At various moments Dead Man Down is an elaborate revenge thriller, and overwrought crime drama, an action flick, and a bizarrely tender romance, and occasionally it’s all those things at once.
There is a central mystery to be unwound, but along the way the film presents many more imponderable questions.
Is Irishman Colin Farrell really playing a grieving Hungarian widower who pretends to be a Brooklyn-raised hood so he can infiltrate an underworld crew and destroy them from within? Is Swedish starlet Noomi Rapace (Prometheus) really playing a deeply hurt French beautician who is drawn to Farrell because she’s also seeking get revenge on the drunk driver who scarred her face?
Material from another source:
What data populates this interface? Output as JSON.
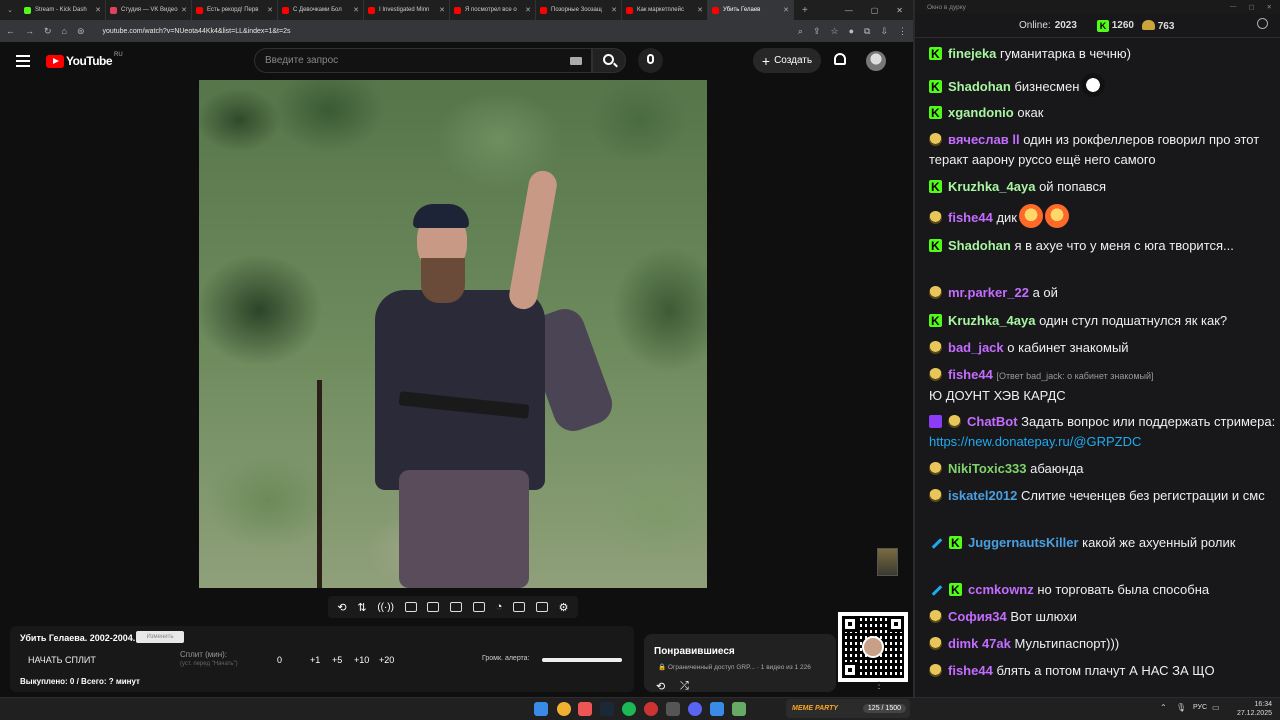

Are there any police at all in this version of Manhattan? Or can you just crash cars, blow up buildings and have protracted shootouts with assault weapons all the livelong day without hearing a siren?
Did Dominic Cooper pick up his New Yawk accent from Bugs Bunny?
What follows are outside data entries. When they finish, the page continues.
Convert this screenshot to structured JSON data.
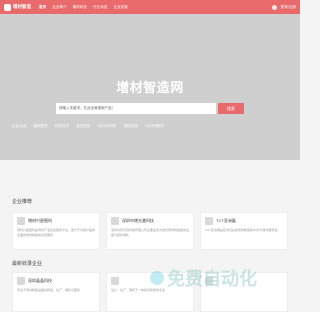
{
  "header": {
    "logo_text": "增材智造",
    "nav": [
      "首页",
      "企业简介",
      "增材科技",
      "行业动态",
      "企业定制"
    ],
    "right_text": "登录/注册"
  },
  "hero": {
    "title": "增材智造网",
    "search_placeholder": "请输入关键词，在此全局搜索产品！",
    "search_button": "搜索",
    "hot_links": [
      "企业公司",
      "增材研究",
      "材料打印",
      "激光测光",
      "3D打印材料",
      "增材应用",
      "3D打印配件"
    ]
  },
  "sections": {
    "recommend_title": "企业推荐",
    "latest_title": "最新收录企业"
  },
  "cards_row1": [
    {
      "name": "增材兴星图科",
      "desc": "增材兴星图科是增材产业综合服务平台，致力于为用户提供全面的增材制造信息和服务"
    },
    {
      "name": "深圳市增光激科技",
      "desc": "深圳市增光激科技有限公司主要业务为激光增材制造相关设备与配件销售"
    },
    {
      "name": "TCT亚洲展",
      "desc": "TCT亚洲展是亚洲领先的增材制造和3D打印技术展览会"
    }
  ],
  "cards_row2": [
    {
      "name": "深圳晶晶科技",
      "desc": "专注于增材制造设备的研发、生产、销售与服务"
    },
    {
      "name": "",
      "desc": "设计、生产、销售于一体的高新技术企业"
    },
    {
      "name": "",
      "desc": ""
    }
  ],
  "watermark": "免费自动化"
}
What are prestigious veteran actors F. Murray Abraham and Isabelle Huppert doing hanging around looking perplexed?
Is Terrence Howard’s vain crime boss going to keep talking and talking about killing people who cross him, or just start blasting?
Did they really just stop and have a heartfelt conversation about returning Tupperware in the middle of a tense sequence?
As taciturn thug Victor, Farrell plays it close to the vest, and he has a curious, inexplicable chemistry with Rapace’s scarred beauty Beatrice. These two damaged souls are probably the last two people who should possibly ever get together, but their tentative romance gives this brooding, violent, grimy little caper a much-needed bit of soul. For once, the love story is more compelling than the gunplay, and the script probably could have easily shed a few dangling subplots in favor of the lead couple.
Director Niels Arden Oplev teamed with Rapace on the original Girl with the Dragon Tattoo, and they at least attempt to recapture some of that kinky, mass-market-paperback goth atmosphere here. It never quite gels, but at least Dead Man Down’s intriguing mix of ingredients is unpredictable, which is entertaining in its own way.